Trophy Company prepared the following budgeted income statement for the first quarter of 2021:

January February March
Sales Revenue (15% increase per month) $30,000 $34,500 $39,675
Cost of Goods Sold (45% of Sales) $13,500 $15,525 $17,854
Gross Profit $16,500 $18,975 $21,821
Selling & Admin Expenses ($2,500+9% of Sales) $5,200 $5,605 $6,071
Operating Income (Before Taxes) $11,300 $13,370 $15,751
Income Tax Expense (25% of Operating Income) $2,825 $3,343 $3,938
Net Income $8,475 $10,028 $11,813

Trophy Company is considering two options. Option 1 is to increase advertising by $800 per month. Option 2 seeks better production materials which will increase Cost of Goods Sold to 48% of Sales. Management projects each of these will increase sales by 22% per month rather than 15%.

Required:

1. Prepare Budgeted Income Statements for both Options, assuming both options begin in January. January sales will remain at $30,000.

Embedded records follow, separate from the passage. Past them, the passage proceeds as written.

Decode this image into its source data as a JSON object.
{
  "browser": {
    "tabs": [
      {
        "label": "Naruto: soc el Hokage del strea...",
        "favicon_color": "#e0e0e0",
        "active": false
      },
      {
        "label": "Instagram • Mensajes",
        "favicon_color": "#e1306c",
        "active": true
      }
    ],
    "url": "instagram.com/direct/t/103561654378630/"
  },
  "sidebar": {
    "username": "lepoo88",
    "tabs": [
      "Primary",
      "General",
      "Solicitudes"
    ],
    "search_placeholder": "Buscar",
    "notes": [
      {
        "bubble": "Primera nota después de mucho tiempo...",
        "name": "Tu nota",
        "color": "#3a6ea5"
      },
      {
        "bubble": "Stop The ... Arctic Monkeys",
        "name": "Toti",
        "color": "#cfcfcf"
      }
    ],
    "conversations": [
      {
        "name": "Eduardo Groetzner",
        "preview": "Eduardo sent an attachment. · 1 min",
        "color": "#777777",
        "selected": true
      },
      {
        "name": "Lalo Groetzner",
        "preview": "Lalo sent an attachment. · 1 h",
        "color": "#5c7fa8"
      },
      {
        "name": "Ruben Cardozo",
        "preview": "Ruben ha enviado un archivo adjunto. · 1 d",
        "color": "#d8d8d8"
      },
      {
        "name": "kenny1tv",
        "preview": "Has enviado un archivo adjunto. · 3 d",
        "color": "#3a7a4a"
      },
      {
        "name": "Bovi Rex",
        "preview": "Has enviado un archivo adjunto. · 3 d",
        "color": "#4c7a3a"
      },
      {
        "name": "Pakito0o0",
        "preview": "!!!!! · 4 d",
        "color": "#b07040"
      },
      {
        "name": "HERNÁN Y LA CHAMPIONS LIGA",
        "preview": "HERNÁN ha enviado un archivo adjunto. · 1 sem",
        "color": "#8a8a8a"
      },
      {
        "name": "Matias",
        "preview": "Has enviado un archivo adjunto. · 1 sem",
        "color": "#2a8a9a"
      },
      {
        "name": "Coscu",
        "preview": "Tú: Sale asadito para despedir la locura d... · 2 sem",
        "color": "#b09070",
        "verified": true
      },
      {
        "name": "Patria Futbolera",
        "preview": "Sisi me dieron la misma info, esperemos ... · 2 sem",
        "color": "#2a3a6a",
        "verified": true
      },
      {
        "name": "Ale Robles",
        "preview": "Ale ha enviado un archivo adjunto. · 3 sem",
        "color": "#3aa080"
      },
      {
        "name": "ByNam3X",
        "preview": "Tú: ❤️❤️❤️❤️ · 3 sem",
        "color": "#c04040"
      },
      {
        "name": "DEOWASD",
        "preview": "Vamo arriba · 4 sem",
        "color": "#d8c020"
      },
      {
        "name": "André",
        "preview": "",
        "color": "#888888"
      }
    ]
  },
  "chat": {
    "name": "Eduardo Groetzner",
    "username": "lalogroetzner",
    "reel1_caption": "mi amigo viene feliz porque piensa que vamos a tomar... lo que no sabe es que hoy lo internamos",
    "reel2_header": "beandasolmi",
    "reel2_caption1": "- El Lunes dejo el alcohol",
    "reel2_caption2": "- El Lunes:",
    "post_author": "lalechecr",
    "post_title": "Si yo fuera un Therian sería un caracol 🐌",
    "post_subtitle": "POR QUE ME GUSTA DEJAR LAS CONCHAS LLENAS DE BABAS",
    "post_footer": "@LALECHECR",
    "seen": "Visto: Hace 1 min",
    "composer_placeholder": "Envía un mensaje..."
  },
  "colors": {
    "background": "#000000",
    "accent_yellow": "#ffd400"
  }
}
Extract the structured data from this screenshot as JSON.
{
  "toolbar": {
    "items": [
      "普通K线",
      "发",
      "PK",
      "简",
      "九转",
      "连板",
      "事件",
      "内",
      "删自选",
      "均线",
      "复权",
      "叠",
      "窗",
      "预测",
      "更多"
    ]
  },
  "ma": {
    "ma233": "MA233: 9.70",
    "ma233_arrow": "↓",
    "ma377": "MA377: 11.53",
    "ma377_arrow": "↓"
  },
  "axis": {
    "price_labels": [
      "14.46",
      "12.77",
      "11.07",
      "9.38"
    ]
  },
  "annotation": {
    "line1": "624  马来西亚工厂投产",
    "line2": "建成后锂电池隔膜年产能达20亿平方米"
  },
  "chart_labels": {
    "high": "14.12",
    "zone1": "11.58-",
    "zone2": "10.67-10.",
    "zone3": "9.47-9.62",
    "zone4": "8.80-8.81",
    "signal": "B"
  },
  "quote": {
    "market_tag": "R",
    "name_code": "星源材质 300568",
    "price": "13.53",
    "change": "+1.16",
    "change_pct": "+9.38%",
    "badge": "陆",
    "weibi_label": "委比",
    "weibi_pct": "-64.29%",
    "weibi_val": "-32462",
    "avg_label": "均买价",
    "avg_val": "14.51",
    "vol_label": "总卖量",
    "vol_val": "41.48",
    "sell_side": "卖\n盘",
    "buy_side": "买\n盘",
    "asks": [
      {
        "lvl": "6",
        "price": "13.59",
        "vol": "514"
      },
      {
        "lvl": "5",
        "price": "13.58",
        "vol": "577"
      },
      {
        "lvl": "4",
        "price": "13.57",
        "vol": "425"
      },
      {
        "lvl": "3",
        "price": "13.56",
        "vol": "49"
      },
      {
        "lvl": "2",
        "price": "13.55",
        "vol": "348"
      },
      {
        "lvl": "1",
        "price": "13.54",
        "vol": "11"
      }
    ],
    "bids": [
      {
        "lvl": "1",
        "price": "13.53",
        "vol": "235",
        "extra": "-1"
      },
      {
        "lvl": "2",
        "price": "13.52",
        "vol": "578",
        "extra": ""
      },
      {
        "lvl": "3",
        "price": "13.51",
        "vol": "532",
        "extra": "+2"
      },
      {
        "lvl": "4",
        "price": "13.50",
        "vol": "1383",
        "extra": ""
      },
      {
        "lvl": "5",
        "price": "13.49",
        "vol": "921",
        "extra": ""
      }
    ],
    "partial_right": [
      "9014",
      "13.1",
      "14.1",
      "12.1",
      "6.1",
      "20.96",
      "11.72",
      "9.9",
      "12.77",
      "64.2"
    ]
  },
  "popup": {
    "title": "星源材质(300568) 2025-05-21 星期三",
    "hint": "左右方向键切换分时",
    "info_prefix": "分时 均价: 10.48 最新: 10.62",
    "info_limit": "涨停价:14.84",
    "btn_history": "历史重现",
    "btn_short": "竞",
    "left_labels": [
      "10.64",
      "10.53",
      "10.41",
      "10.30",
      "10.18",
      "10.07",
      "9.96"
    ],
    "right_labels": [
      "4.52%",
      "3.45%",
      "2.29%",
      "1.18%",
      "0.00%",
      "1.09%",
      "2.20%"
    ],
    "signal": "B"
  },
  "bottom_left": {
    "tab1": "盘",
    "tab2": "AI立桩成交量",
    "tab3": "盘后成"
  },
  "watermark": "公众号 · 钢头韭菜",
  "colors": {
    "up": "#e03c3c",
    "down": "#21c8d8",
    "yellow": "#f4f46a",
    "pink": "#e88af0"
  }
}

2. Which option should Trophy Company choose? Explain your answer.

USE TEMPLATE BELOW

Option 1
Trophy Company
Pro Forma Income Statement
Quarter Ended March 31, 2019
January February March Total
Sales Revenue
Cost of Goods Sold
Gross Profit
S & A Expenses
Operating Income
Income Tax Expense
Net Income
Option 2
Trophy Company
Pro Forma Income Statement
Quarter Ended March 31, 2019
January February March Total
Sales Revenue
Cost of Goods Sold
Gross Profit
S & A Expenses
Operating Income
Income Tax Expense
Net Income
Which option is best? Explain your answer.